Daljit Nagra

Daljit Nagra was a winner in the 2002 Book & Pamphlet Competition with Oh My Rub! (Smith/Doorstop, 2003), which was subsequently selected as one of The Guardian Poetry Books of the Year and awarded the first ever PBS Pamphlet Choice Award.

He has since won the Forward Prize for Best First Collection, and been shortlisted for the T S Eliot Prize, the Costa Prize, the Guardian First Book Award, and the Jerwood Aldeburgh First Collection Prize.

His work has been published The Rialto, Poetry London and Poetry Review.

Daljit was born and brought up in West London and Sheffield.
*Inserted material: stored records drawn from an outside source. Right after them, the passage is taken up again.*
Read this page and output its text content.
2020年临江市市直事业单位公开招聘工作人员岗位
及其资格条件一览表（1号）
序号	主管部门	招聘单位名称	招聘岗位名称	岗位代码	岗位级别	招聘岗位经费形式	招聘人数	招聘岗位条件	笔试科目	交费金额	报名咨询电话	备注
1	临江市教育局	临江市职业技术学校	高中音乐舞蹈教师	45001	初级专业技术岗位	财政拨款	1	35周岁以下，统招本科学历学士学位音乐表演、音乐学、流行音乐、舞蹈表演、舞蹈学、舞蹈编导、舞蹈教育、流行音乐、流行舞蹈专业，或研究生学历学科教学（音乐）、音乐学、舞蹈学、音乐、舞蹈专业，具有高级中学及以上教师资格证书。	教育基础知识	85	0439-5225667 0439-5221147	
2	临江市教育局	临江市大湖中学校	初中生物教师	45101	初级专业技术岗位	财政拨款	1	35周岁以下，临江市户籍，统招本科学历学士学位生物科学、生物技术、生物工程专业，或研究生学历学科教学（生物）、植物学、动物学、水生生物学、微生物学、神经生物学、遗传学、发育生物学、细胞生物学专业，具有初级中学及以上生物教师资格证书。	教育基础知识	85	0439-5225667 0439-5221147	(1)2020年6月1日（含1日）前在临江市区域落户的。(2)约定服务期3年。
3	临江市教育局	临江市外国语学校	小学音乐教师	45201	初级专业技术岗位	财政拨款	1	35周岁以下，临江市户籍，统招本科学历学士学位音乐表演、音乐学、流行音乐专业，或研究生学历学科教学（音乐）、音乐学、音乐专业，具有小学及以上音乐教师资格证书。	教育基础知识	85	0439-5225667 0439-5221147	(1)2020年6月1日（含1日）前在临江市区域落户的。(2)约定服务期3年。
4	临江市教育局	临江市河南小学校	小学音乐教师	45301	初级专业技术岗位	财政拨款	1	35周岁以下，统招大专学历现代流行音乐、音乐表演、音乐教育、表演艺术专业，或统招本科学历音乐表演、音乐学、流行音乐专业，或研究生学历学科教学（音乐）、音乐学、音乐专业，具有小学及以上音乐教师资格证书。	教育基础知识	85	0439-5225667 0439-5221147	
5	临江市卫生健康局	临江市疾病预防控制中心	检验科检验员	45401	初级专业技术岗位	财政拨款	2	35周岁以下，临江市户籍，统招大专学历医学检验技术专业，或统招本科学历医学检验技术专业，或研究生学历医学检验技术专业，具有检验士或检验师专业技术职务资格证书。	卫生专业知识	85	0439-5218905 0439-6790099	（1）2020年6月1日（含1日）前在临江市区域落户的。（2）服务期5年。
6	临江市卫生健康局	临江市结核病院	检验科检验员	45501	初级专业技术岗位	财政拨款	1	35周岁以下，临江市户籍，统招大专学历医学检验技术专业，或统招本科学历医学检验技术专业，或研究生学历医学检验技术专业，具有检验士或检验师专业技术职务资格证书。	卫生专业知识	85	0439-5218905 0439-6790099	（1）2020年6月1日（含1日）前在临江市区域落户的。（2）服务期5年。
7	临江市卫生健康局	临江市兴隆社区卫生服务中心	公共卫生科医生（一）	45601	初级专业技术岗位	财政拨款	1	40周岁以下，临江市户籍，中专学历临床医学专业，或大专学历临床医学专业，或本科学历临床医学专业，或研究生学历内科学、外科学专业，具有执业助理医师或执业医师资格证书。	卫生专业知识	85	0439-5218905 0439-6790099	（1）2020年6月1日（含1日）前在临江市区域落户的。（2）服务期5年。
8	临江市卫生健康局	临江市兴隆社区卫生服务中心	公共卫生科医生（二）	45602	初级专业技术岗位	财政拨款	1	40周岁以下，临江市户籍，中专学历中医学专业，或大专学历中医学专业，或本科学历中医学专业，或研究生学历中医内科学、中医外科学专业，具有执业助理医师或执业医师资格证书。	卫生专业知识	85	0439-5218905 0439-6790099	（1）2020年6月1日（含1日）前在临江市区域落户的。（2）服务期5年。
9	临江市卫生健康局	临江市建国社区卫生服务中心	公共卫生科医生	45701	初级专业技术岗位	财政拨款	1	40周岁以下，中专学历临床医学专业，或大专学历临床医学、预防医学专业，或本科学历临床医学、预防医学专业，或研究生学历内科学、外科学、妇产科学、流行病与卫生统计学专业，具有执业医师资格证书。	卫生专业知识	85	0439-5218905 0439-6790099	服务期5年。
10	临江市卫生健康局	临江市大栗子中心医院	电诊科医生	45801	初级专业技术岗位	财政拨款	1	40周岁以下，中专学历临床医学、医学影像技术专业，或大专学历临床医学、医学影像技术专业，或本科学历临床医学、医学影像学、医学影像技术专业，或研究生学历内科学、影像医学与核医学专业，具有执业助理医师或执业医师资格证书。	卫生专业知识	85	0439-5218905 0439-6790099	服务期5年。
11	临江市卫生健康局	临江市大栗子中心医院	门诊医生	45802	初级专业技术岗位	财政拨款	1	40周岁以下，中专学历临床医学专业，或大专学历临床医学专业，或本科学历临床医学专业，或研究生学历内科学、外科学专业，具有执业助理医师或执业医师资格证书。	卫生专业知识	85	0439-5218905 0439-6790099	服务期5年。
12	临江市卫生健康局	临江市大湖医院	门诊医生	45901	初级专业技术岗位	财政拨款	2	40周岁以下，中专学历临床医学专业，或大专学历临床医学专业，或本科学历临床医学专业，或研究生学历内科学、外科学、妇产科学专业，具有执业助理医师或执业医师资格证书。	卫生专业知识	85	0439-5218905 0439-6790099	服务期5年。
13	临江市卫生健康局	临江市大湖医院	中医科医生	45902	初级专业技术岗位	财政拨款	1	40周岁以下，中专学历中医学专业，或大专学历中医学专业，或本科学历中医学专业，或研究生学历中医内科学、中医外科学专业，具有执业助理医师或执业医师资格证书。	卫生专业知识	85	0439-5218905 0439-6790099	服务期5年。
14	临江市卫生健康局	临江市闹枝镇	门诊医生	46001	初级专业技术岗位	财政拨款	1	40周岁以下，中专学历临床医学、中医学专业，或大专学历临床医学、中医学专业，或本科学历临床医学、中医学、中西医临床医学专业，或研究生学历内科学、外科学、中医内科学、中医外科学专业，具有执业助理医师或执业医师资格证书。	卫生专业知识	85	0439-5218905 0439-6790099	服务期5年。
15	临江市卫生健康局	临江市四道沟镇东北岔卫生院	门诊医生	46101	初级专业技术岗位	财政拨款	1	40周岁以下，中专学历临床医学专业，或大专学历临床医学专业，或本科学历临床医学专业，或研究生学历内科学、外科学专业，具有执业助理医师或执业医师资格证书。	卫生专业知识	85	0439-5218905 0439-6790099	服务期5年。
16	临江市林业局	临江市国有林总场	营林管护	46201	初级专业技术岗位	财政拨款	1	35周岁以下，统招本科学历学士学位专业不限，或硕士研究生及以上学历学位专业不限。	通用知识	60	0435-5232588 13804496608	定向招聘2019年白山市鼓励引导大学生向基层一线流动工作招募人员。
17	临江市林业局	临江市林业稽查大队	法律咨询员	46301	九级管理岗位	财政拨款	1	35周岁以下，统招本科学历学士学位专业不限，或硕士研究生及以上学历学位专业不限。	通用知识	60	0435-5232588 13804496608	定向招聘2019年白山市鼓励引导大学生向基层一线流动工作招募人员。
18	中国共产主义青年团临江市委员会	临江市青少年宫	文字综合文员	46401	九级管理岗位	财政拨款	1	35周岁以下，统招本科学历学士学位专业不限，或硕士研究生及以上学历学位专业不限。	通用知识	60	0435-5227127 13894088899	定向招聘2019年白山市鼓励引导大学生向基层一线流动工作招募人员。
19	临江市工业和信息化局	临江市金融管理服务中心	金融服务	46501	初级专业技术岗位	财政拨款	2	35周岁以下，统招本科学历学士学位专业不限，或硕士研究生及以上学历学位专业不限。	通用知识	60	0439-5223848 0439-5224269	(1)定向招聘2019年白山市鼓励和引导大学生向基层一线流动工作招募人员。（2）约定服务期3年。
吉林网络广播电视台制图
Daljit reading on National Poetry Day



I shave hairs to the shape of a passport photo.
Into the good skin, steeling along
the top end of the picture, a straight incision
until blob by seamless blob, over
the Stanley knife, a rivering of blood. 

Once under the fold, down to the roots,
nerve-hand holds for slicing
level the parallel lines of a photo.
Leaning deeper so the unconscious
deep so the gore geometric be heaped up,
I drop the silvery haft, the leg,
lug back the flap.            

I hear a cry from some of myself.
So this is me. This
jameen. This meat
to which I war myself.




Why now not be naked, you naughty western woman?
Not four month since I aeroplane you over
already you are ordering newest Bombay fashions
as ready-to-wear clothes. What confusion!
My mother, who kept the one trunk for life
packed with folded silks, would every few years
stitch a shiny salwaar to the old cuts in minutes.
But your tightening of the costume bottoms
of the dowry of the sacred day is a punky
drain-piping! We should be baggy with a widening
pride of the pyjama end, beaming a Punjabi smile,
puckered by you into a bony lady’s bellybutton!

Our peoples at the Sugar Puff factory, I overhear
poison their wives at night monster their heads
crazy with: She was in film star red, one says.
No, no, another replies, she’s in chocolate sauce,
but the black-necked boiler suit boy standing up,
slaps his hands to say: No, no, no, I saw her at market
with milky teeth, in the company of her Doctor –
the Avon Lady. I swear by all the gods in my locker
she was covered in British poodle pink!
Laughing over lunch, they toss up their chapatti rolls,
their Black Jack cards at the talk of your toe nails.
Putting on constipation I stay in the Gentlemans’.

Turn off those sunglasses. Is it summer in this evening
of winter? Look at me, what is that cherry jelly
lumping the lash of your eyes? Are you bleeding upwards?
Those mascara scars? This half cut hair-mop?
How can this be a forehead for the special red dot
when it’s on a skin-headed sex-change woman?
What mistake I make with English reading city wife
trying my body with jockstraps from my B-team
hockey days. All night long – the pouncing, the tickling,
the lipstick and ‘odour toilet’. I can no longer meditate,
pray or lock into my lotus position. Or close my legs!
Oh my rub! What is England happening for us?